Sur un plan technique, le « cocktail » de moyens rassemblés par la France avec ses alliés paraît bien lourd, surtout si l’on pense à la relative faiblesse des moyens dont disposerait le régime Kadhafi , désorganisé au surplus par deux ou trois jours de frappes intensives : au mieux, une quarantaine de milliers de soldats, dont moins d’un tiers de troupes d’élite, et une fraction de mercenaires africains ; une douzaine de chasseurs, et autant d’hélicoptères qui étaient en état de vol (avant les frappes) ; des blindés de modèle ancien, etc.

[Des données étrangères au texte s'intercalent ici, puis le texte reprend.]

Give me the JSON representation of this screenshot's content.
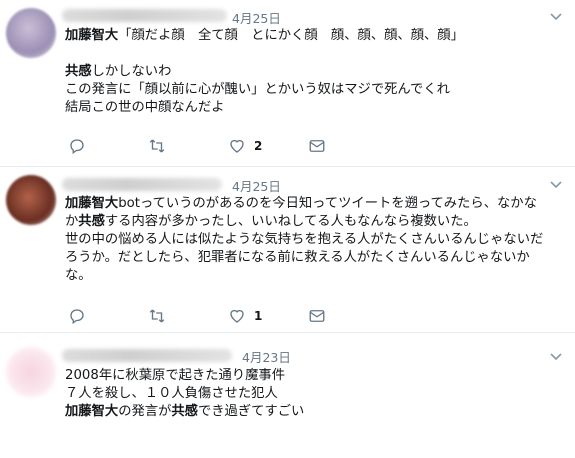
{
  "tweets": [
    {
      "date": "4月25日",
      "avatar_color": "#b0a4c4",
      "lines": [
        [
          {
            "b": "加藤智大"
          },
          {
            "t": "「顔だよ顔　全て顔　とにかく顔　顔、顔、顔、顔、顔」"
          }
        ],
        [],
        [
          {
            "b": "共感"
          },
          {
            "t": "しかしないわ"
          }
        ],
        [
          {
            "t": "この発言に「顔以前に心が醜い」とかいう奴はマジで死んでくれ"
          }
        ],
        [
          {
            "t": "結局この世の中顔なんだよ"
          }
        ]
      ],
      "likes": "2"
    },
    {
      "date": "4月25日",
      "avatar_color": "#8a4a38",
      "lines": [
        [
          {
            "b": "加藤智大"
          },
          {
            "t": "botっていうのがあるのを今日知ってツイートを遡ってみたら、なかな"
          }
        ],
        [
          {
            "t": "か"
          },
          {
            "b": "共感"
          },
          {
            "t": "する内容が多かったし、いいねしてる人もなんなら複数いた。"
          }
        ],
        [
          {
            "t": "世の中の悩める人には似たような気持ちを抱える人がたくさんいるんじゃないだ"
          }
        ],
        [
          {
            "t": "ろうか。だとしたら、犯罪者になる前に救える人がたくさんいるんじゃないか"
          }
        ],
        [
          {
            "t": "な。"
          }
        ]
      ],
      "likes": "1"
    },
    {
      "date": "4月23日",
      "avatar_color": "#f4c8d6",
      "lines": [
        [
          {
            "t": "2008年に秋葉原で起きた通り魔事件"
          }
        ],
        [
          {
            "t": "７人を殺し、１０人負傷させた犯人"
          }
        ],
        [
          {
            "b": "加藤智大"
          },
          {
            "t": "の発言が"
          },
          {
            "b": "共感"
          },
          {
            "t": "でき過ぎてすごい"
          }
        ]
      ],
      "likes": ""
    }
  ]
}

Pour faire respecter une « no-fly zone » sur la durée, il aura fallu mobiliser :
— des moyens d’observation (des satellites américains) et de contrôle ou guidage (appareils AWACS français ou otaniens) ;
— des escadrilles de chasseurs (Mirage, Rafale, Tornado, F16), et leurs avions-ravitailleurs ;
— des bases ( comme Solenzara en Corse, située à une heure des côtes libyennes, ou les bases US-OTAN en Sicile) ;
— le porte-avions français Charles-de-Gaulle , qui a appareillé dimanche, prendra le relais, au large des côtes libyennes, où croisent déjà plusieurs unités de l’US Navy, de la Royal Navy, etc. .

Raisons de principe

Pour information, voici – telles que les restituait Jean-Dominique Merchet, sur son blog Secret défense – les raisons données par les cinq pays (sur quinze) du Conseil de sécurité qui se sont abstenus de soutenir la résolution franco-britannique :

— l’Allemagne « ne souhaite pas s’engager dans une confrontation militaire » ;

— l’Inde est convaincue qu’il « n’existe pratiquement aucune information crédible sur la situation sur place » qui puisse justifier la décision d’établir une zone d’exclusion aérienne et ne « sait pas plus comment les mesures prises seront appliquées » ;

— le Brésil estime que « le texte présenté aujourd’hui envisage des mesures qui vont bien au-delà de l’appel de la Ligue des Etats arabes qui demandait des mesures fortes pour faire cesser la violence. (...) Nous ne sommes pas convaincus que l’utilisation de la force permettra d’atteindre l’objectif commun qui est de mettre un terme à la violence et de protéger les civils » ;

— la Russie s’y oppose « pour des raisons de principe » et déplore le fait de n’avoir pas obtenu de réponse sur les moyens permettant de mettre en place le régime d’exclusion aérienne. « Nous avons aussi vu passer sous nos yeux un texte dont le libellé n’a cessé de changer, suggérant même par endroits la possibilité d’une intervention militaire d’envergure » ;

— la Chine rappelle qu’elle s’est « toujours opposée au recours à la force dans les relations internationales » et qu’elle « éprouve toujours de grandes difficultés à l’égard de plusieurs dispositions importantes du texte de la résolution ».